If you can accept a certain proportion of twee content, Big Fish provides a certain charm from the Forrest Gump school, plus a sobering reminder of the emotions we all go through when our fathers pass away.The imaginative tall stories are told magnificently, with great credit to both Albert Finney and Ewen McGregor for weaving the spell to such good effect. On the negative side, some of the lumbering scriptwork for Billy Crudup as the son checking out his father's past detracts from the pace, though used as a device to rediscover the town of Spectre and the father's unspoken role in rebuilding it. It seems an intrusion to impose a note of unwelcome reality on the stories to prove or disprove them. Proving the stories to be largely true seems irrelevant to the impact, much like uncovering the mechanics behind a magician's tricks.The casting is eccentric but works remarkably well, particularly the use of British actors in American roles. McGregor performs with zest and vigour, and Finney is entirely believable as the older storyteller. Helena Bonham Carter comes over well in two roles, especially in heavy make-up as the old witch (no more typecasting in period roles!) Look out for other strange cameos too: Danny DeVito as a circus ringmaster and the folk singer Loudon Wainwright III as the mayor of Spectre.Like the curate's egg, Big Fish is very good in parts.
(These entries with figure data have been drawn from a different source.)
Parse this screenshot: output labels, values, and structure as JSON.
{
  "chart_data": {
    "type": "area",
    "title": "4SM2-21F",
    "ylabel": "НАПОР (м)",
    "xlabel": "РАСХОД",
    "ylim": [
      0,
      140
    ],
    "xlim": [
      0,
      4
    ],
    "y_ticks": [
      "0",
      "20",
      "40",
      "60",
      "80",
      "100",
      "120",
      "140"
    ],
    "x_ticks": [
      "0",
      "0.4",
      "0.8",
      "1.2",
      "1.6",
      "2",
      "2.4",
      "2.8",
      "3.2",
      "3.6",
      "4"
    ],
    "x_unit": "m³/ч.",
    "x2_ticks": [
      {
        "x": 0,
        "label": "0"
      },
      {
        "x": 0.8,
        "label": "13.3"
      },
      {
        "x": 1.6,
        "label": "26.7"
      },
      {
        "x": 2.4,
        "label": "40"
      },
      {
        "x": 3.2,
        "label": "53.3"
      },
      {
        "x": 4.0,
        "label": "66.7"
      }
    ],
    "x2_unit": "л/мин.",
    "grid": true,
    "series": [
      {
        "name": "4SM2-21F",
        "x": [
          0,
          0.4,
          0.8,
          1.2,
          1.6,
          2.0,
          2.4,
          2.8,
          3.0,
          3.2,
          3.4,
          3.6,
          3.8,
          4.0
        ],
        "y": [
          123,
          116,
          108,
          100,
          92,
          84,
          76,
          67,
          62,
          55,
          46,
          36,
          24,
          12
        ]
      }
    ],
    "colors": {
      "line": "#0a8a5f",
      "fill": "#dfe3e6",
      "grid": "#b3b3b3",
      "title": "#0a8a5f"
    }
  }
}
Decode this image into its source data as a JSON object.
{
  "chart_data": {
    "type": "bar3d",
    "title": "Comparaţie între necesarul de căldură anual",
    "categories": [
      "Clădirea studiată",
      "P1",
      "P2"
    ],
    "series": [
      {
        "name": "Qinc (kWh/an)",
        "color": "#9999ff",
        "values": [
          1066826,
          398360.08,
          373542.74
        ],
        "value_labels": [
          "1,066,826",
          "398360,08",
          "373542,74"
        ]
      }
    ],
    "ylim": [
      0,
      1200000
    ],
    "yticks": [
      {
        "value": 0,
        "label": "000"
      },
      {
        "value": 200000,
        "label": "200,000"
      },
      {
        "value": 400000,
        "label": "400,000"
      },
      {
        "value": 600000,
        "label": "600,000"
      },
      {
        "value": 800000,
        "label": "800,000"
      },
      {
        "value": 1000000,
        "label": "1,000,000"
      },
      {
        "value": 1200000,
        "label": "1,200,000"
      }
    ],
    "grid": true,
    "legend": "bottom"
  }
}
It rambles, but ultimately draws together the threads in a finale. In that respect, it reminded me of Lindsay Anderson's epic Oh Lucky Man - not quite satisfying in the final analysis, but a spectacular journey to get there.
J**S
Nice story with warmth.
Saw the tail end of this on the TV, liked it and wanted to watch it all. Scoured the internet and found best price and delivery option from Amazon. Delivered next day, thanks to Amazon Prime. Watched it and found it to be a warm-hearted story with a partially unexpected ending. In a nutshell, Albert Finney plays the part of a Father, the younger version of which is played by Ewan McGregor, he recalls stories of his life to his son, most of which seem believable. But as the son grows older he decides he is unable to believe his dad's 'fairytales'. Nearing the end of his life the father meets the son after a long period of absence and the son is about to become a father himself. What happens next I will not reveal as it gives away a good part of the story. Buy it and see. Suitable for all the family.
S**R
Big Fish
One of my all time favourite films,it wwill play with your emotions all through the film especially the ending,brilliant acting and a great storyline,you won't have watched another film like this,many great actors in this film including danny de vito as the circus owner,the story is mainly aimed at a father and his son who really is fed up with his fathers long winded stories of brave daring exploits during the war and his life,I cannot recommend this film highly enough,I have seen it many times and I'm sure you will to,please buy it.